Remember the huge fuss about the hole in the ozone layer? Then it disappeared. Because things constantly cycle and change.

Wrong! An international cooperative effort with a clear plan of how ALL countries from developed to developing would phase out the use of CFCs has halted the increase in the depletion of the ozone layer. It is beginning to recover. It is so wrong to use this as an example of doing nothing because nature will sort itself out. (Just because it's not in the news doesn't mean it is okay.)

Anyway, worse than climate change (or another thing to be made worse by climate change), is the fact that we have less than 60 years of top soil left for agriculture globally. No more top soil means no more food.

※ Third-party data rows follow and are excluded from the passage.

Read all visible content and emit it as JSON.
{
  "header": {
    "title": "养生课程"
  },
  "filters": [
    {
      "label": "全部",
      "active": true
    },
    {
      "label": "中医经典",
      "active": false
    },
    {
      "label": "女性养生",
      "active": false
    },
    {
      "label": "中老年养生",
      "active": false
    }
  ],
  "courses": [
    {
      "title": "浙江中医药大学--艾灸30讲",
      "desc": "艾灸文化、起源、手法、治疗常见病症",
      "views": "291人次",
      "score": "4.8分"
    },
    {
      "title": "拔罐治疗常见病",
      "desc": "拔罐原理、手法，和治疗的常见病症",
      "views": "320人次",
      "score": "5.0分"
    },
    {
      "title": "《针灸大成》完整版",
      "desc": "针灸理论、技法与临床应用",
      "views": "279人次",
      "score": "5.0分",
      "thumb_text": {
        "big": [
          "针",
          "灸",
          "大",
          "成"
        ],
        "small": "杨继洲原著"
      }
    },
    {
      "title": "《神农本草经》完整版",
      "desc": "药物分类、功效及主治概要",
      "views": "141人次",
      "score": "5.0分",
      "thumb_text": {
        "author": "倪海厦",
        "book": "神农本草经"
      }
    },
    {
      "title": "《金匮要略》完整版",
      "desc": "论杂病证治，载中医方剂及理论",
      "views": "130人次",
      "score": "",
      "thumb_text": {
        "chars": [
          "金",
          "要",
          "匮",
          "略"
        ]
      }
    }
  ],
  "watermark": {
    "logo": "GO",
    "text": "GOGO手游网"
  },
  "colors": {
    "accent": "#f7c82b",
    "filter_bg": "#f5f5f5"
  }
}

Another point and slightly related to Greta Thunberg. Why do you think she gets such a hard time? Why do some people the ozone layer is fixed? The press is mostly right-wing and don't report responsibly. Did you know the most dangerous branch of journalism (journalists killed in their line of work) is environmental journalism - not war reporting?

WhatATimeToBeAlive · 02/03/2020 12:21

Some of these responses are truly depressing. Yes climate change is cyclical but you must realise that the speed it's changing at is not normal or sustainable and that is caused by humans and our excessive consumption. Yes, we will die out - and not that far in the future in my opinion - but at what cost to the rest of the planet and its species which will be extinct and were unable to affect their own future?

dreamingbohemian · 02/03/2020 12:29

I guess the ozone layer fixed itself the same way the Y2K bug fixed itself.

Couldn't possibly be because politicians actually listened to experts and funded projects to address the problem. That would be crazy.